Magic Slays

All living things generated magic, and humans were no exception. The magic was in the blood, in the saliva, in tears, and in urine. Body liquids could be used in any number of ways. I sealed wards with my blood. Roland made weapons and armor out of his. But urine usually pointed to a more primal magic.

 

Shamans, witches, and some neo-pagan cult practitioners all used urine. People who considered themselves close to nature. It tied in with animals marking their territory and a number of other primal things.

 

The cayenne line looked like some sort of ward to me, and the presence of urine confirmed it.

 

Someone had marked a boundary on the floor and sealed it with their body fluid, probably to contain something. What was anybody’s guess at this point. With the magic down I sensed nothing, not a drop of power.

 

I stepped over the cayenne line and padded forward, pulling Slayer from the back sheath and staying to the right to give Andrea a clear shot.

 

The camera clicked.

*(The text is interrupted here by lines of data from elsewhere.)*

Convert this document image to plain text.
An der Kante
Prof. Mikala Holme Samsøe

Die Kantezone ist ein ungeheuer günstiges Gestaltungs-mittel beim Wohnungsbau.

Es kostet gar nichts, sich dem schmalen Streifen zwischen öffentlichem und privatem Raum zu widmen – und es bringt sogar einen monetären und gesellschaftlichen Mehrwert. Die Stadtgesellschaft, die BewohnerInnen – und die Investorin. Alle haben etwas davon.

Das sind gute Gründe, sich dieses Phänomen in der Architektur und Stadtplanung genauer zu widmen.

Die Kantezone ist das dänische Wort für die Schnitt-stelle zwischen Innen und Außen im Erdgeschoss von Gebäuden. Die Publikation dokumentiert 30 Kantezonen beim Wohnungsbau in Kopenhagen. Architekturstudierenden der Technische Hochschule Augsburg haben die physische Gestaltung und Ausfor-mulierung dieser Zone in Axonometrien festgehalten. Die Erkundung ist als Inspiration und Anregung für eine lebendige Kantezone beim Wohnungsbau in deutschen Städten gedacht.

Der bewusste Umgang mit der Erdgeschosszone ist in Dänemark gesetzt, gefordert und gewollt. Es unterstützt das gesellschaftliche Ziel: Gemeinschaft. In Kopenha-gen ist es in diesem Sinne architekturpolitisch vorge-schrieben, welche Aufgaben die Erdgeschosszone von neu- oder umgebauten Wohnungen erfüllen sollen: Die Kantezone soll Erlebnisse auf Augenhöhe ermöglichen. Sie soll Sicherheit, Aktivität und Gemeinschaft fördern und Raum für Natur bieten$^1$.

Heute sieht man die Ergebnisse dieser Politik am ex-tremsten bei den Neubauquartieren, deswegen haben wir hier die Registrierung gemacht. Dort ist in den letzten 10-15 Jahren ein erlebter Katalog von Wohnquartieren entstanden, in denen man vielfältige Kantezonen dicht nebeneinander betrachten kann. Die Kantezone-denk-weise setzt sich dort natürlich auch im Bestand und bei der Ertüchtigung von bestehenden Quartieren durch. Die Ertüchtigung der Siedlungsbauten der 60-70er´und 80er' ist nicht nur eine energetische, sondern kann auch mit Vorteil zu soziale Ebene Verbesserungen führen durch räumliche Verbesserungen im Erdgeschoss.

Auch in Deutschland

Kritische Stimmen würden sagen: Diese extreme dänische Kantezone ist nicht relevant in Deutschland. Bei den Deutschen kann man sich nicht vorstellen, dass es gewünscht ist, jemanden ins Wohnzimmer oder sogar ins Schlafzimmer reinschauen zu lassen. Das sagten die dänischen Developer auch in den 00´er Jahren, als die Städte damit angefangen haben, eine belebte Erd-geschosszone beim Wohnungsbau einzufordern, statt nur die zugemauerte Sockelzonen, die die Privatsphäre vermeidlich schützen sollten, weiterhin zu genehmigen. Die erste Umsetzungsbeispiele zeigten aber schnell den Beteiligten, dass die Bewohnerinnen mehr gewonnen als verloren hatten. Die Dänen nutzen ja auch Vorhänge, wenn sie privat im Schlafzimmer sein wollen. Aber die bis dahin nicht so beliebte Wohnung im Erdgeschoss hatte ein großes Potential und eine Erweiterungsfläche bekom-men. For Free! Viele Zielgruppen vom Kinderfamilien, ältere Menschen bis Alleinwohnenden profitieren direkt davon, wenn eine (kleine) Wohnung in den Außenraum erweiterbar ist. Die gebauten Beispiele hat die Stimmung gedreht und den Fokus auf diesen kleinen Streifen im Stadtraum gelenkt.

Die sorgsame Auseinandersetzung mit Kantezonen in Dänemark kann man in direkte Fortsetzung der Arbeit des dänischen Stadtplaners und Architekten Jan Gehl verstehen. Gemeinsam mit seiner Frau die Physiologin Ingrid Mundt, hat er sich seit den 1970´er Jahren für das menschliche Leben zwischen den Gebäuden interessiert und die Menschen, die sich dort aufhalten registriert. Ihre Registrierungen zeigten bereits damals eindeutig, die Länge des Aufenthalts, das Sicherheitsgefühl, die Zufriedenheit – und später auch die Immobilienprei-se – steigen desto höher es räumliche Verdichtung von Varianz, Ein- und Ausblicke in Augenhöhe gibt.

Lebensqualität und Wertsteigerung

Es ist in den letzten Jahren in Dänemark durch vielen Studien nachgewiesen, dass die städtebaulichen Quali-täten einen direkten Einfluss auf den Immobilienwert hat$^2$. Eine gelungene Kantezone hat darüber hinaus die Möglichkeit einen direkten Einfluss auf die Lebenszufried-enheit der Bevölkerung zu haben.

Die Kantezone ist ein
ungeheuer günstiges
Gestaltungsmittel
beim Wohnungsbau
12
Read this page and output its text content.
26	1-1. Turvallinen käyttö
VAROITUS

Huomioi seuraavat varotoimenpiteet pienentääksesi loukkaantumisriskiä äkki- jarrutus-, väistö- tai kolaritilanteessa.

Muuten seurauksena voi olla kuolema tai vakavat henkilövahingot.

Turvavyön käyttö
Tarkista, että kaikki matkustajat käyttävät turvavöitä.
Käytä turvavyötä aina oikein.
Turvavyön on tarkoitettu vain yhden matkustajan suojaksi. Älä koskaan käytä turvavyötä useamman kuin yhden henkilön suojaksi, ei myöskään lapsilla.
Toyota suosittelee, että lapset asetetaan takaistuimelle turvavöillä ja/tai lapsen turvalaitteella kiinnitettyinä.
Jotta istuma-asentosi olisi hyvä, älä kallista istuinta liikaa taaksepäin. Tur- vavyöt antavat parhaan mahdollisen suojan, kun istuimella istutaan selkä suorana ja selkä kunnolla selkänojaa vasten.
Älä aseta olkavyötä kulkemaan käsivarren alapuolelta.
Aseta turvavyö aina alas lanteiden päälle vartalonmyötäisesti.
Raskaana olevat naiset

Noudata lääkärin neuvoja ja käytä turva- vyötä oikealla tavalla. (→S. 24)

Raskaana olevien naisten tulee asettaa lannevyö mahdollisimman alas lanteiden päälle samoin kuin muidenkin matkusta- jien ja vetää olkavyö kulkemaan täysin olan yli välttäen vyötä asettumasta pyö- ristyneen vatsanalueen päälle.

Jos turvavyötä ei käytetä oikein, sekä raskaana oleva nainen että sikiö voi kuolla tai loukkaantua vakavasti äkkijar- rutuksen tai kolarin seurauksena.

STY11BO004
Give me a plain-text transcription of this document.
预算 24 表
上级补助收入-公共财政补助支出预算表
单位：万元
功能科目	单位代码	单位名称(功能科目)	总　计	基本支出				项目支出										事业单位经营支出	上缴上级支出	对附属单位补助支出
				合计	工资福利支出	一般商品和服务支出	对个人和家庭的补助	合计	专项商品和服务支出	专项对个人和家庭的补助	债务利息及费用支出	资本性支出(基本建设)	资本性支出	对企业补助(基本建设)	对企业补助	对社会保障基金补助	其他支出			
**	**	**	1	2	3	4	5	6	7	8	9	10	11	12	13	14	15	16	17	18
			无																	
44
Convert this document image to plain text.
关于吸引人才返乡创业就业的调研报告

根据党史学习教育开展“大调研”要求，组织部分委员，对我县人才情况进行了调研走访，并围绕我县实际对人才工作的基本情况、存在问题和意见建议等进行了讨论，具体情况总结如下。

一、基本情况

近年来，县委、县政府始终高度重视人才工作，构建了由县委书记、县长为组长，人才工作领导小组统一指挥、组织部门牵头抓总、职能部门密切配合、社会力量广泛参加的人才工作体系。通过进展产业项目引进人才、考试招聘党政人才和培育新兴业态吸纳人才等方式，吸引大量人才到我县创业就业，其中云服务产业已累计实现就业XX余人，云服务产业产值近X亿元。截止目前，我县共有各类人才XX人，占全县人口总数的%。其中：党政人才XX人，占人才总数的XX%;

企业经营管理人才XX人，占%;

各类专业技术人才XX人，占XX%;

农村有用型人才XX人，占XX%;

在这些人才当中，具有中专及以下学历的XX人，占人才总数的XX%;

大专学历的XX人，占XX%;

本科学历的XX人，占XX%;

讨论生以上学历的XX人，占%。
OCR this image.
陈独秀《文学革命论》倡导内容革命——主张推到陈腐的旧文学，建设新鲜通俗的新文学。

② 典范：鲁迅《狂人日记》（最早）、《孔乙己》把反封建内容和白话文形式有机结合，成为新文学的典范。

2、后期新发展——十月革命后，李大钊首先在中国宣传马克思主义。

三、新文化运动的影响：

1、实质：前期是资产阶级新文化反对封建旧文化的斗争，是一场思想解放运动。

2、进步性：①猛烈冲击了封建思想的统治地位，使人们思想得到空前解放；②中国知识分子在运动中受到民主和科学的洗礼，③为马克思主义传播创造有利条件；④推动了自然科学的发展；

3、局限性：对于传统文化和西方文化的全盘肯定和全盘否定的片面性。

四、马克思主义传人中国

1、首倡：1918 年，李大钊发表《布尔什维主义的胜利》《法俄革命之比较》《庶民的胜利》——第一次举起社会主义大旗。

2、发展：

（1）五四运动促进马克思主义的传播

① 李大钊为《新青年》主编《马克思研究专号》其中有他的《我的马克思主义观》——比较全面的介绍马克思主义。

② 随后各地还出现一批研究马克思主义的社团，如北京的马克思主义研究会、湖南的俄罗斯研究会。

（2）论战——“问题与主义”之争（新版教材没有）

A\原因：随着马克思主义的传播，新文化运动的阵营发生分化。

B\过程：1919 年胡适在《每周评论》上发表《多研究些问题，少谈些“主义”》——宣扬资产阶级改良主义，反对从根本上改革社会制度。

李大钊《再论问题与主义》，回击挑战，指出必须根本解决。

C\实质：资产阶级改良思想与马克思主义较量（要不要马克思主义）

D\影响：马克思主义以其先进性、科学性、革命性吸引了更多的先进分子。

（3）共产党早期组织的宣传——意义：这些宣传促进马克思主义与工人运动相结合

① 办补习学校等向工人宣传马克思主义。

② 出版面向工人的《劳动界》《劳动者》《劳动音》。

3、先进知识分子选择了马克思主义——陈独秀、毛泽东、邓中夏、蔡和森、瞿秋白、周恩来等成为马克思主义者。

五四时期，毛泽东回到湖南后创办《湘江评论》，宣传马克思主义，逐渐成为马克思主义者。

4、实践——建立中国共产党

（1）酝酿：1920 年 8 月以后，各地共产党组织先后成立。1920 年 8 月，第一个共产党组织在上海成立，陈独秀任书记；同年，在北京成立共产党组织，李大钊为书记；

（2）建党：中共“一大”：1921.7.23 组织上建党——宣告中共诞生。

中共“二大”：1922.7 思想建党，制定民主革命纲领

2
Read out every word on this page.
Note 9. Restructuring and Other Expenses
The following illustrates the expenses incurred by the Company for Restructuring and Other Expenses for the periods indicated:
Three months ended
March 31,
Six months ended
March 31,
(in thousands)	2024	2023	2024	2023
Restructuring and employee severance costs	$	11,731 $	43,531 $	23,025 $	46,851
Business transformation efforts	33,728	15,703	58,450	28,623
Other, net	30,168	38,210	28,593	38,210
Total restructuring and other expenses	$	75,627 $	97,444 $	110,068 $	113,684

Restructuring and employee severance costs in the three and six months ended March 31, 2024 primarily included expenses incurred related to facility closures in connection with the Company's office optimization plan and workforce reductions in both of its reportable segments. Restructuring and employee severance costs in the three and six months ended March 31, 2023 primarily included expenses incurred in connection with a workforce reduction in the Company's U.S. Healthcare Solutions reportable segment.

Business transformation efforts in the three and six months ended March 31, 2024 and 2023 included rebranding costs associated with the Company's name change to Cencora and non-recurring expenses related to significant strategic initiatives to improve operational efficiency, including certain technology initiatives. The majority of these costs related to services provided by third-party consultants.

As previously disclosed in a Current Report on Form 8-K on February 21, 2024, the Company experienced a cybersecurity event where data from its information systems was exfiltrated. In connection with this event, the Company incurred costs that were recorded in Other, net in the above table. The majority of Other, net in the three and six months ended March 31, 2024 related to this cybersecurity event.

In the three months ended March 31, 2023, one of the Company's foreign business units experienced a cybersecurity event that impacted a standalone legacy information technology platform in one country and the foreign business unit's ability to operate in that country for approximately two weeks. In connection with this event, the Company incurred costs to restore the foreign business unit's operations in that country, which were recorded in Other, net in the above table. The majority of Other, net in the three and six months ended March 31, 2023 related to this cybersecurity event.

A moment and the Polaroid slid from it with a faint whirr. “One more . . .” Andrea murmured.

 

“All that glassware and the delicate instruments on the counters and nothing is broken. You’d think with all his training Laurent would’ve put up a fight.”

 

“Maybe he knew his attacker and didn’t view him as a threat until it was too late.”

 

That would make Adam Kamen or another guard the prime suspect. A bodyguard wouldn’t expect to be assaulted by a man he guarded or his own buddies. Everybody else would’ve been met with violence.

 

Laurent’s corpse showed no wounds except for a long black scar that cut his body from his chest down to his groin: a vertical line that split into three at the navel, like an upside-down imprint of a crow foot or like some perverse peace symbol torn out of its circle. Unusual cut. Looked almost like a rune.

 

The camera clicked, flashing, once, twice . . .

 

The magic hit, rolling over us like an invisible tsunami. Andrea raised the camera and pushed the button. No flash. Not even a click. She glanced at the camera in disgust. “Damn it.”

 

The black scar shivered.

 

I took a step back.

 

A faint shudder ran through the body. The black line trembled, its edges rising, and boiled into movement. Oh shit.

 

“Kate!”

 

“I see it.”

 

The body swayed. The chains creaked, louder and louder. Power swelled, straining within the corpse.

 

 

 

I backed away to the ward.

 

The corpse’s stomach bulged, the black line swelling.

 

I stepped over the cayenne pepper line. Magic sparked on my skin.

 

The black scar burst.

 

Tiny bodies shot at us and fell harmlessly on the other side of the line, drenching the floor in a dark torrent. Not a single speck of black made it over to us.

 

Behind us, Henderson exhaled. “What the hell is that?”

 

“Ants,” I said.

 

The black flood swirled, twisting, slower and slower. One by one the small bodies stopped moving. A moment and the floor was completely still.

 

Dead ants. A five-gallon bucket full of them strewn all over the floor.

 

The body rocked back and forth. All of the man’s flesh had vanished. His skeleton was stripped bare and the skin hung on the bone frame like a deflated balloon.

 

“Oookay,” Andrea said. “That’s one of the freakiest things I’ve ever seen.”